The main thesis of the argument will go something like this: Families are under attack in San Francisco. My children have nowhere to play, and this project is the only way to clean up the fields. Quit being a selfish NIMBY. Let’s get in on this World Cup action.
Huge development money will come pouring in to buy off endorsements, politicians, and their ambitious sycophants. Side-deals will be made for other controversial development projects; jobs will be promised; and slick mailers and out-of-state robocalls will be financed. And from this astroturf campaign will grow some organic moss, I am sure.
However, as everyday San Franciscans realize what the Rec & Park Dept. and City Hall want to do, we see a gut-level sense of disbelief and an Are you kidding me? look across various faces. This, not money, fueled our ability to turn this project into a ballot referendum, perhaps bringing Golden Gate Park back to what John McLaren intended it be, and remain, all those years ago.
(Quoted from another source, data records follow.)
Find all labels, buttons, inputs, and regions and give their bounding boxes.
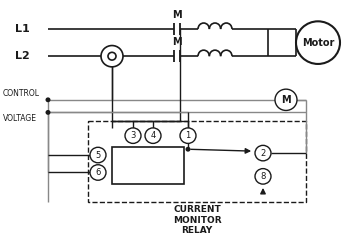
Circle shape (90, 147, 106, 163)
Circle shape (125, 128, 141, 143)
Text: CONTROL: CONTROL (3, 89, 40, 98)
Text: 4: 4 (150, 131, 156, 140)
Text: 5: 5 (95, 151, 101, 160)
Text: M: M (172, 10, 182, 20)
Bar (88, 121, 306, 201)
Circle shape (296, 21, 340, 64)
Text: M: M (172, 38, 182, 47)
Circle shape (185, 147, 190, 152)
Circle shape (275, 89, 297, 110)
Circle shape (180, 128, 196, 143)
Text: 6: 6 (95, 168, 101, 177)
Circle shape (145, 128, 161, 143)
Text: VOLTAGE: VOLTAGE (3, 114, 37, 123)
Text: CURRENT
MONITOR
RELAY: CURRENT MONITOR RELAY (173, 205, 221, 235)
Circle shape (255, 169, 271, 184)
Text: 3: 3 (130, 131, 136, 140)
Text: 1: 1 (185, 131, 191, 140)
Circle shape (90, 165, 106, 180)
Text: 8: 8 (260, 172, 266, 181)
Circle shape (255, 145, 271, 161)
Bar (112, 147, 184, 184)
Circle shape (45, 97, 50, 102)
Circle shape (101, 46, 123, 67)
Text: L2: L2 (15, 51, 30, 61)
Text: M: M (281, 95, 291, 105)
Text: L1: L1 (15, 24, 30, 34)
Circle shape (45, 110, 50, 115)
Circle shape (108, 52, 116, 60)
Text: Motor: Motor (302, 38, 334, 48)
Text: 2: 2 (260, 149, 266, 158)
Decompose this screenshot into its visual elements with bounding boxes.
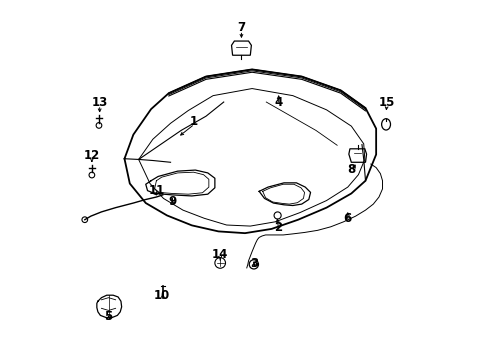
- Text: 1: 1: [190, 115, 197, 128]
- Text: 13: 13: [92, 95, 108, 108]
- Text: 2: 2: [274, 221, 283, 234]
- Text: 5: 5: [104, 310, 113, 323]
- Text: 7: 7: [237, 21, 245, 34]
- Text: 6: 6: [343, 212, 352, 225]
- Text: 9: 9: [168, 195, 176, 208]
- Text: 4: 4: [274, 95, 283, 108]
- Text: 12: 12: [84, 149, 100, 162]
- Text: 11: 11: [148, 184, 165, 197]
- Text: 15: 15: [379, 95, 395, 108]
- Text: 14: 14: [212, 248, 228, 261]
- Text: 8: 8: [347, 163, 355, 176]
- Text: 3: 3: [250, 257, 258, 270]
- Text: 10: 10: [153, 289, 170, 302]
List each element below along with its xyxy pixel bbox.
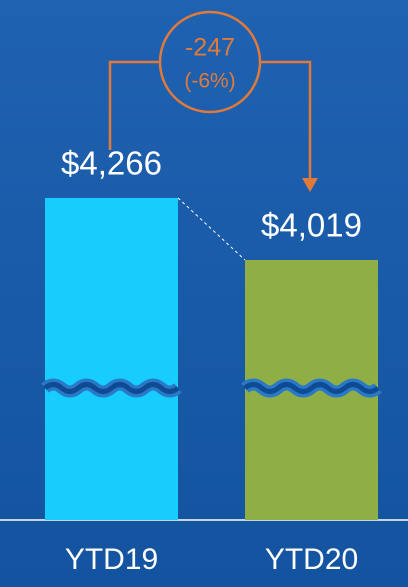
bracket — [108, 60, 312, 180]
percent-label: (-6%) — [184, 70, 235, 93]
axis-break — [243, 382, 380, 394]
difference-circle — [158, 10, 262, 114]
x-tick-label: YTD19 — [65, 543, 158, 576]
x-tick-label: YTD20 — [265, 543, 358, 576]
arrow-head — [302, 178, 318, 192]
value-label: $4,019 — [261, 207, 362, 244]
bar — [45, 198, 178, 520]
difference-label: -247 — [185, 34, 235, 62]
axis-break — [43, 382, 180, 394]
value-label: $4,266 — [61, 145, 162, 182]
Last year, San Francisco had a similarly confusing fight on Fisherman’s Wharf over whether or not to build wildly expensive and massive luxury housing called 8 Washington. This fight involved signature gathering, City Hall insiders obsessed with “development”, and charges of NIMBYism.
The 8 Washington deal was defeated overwhelmingly at the polls, but the fight to protect the westside of Golden Gate Park has its own unique challenges. Our coalition of progressives, environmentalists, and City Hall skeptics are going to need nationwide organizations like The Sierra Club to roll deep to get this campaign off the ground. Folks like myself will need to swing endorsements and liaison with campaign consultants, all the while beating back charges that we are just disgruntled NIMBYs, assuming you can even be a NIMBY if you’re only a renter of very modest means.
I have crossed the Beach Chalet Soccer Fields hundreds of times, quietly listening to bands like Broadcast and Stereolab, watching kids play ball with birds nearby, desperately worrying about money. For me, the lack of one type of greenery is made up for, in part, by a plentiful supply of the other. Try not to judge me too much: my first word was tree. This sort of thing is second nature.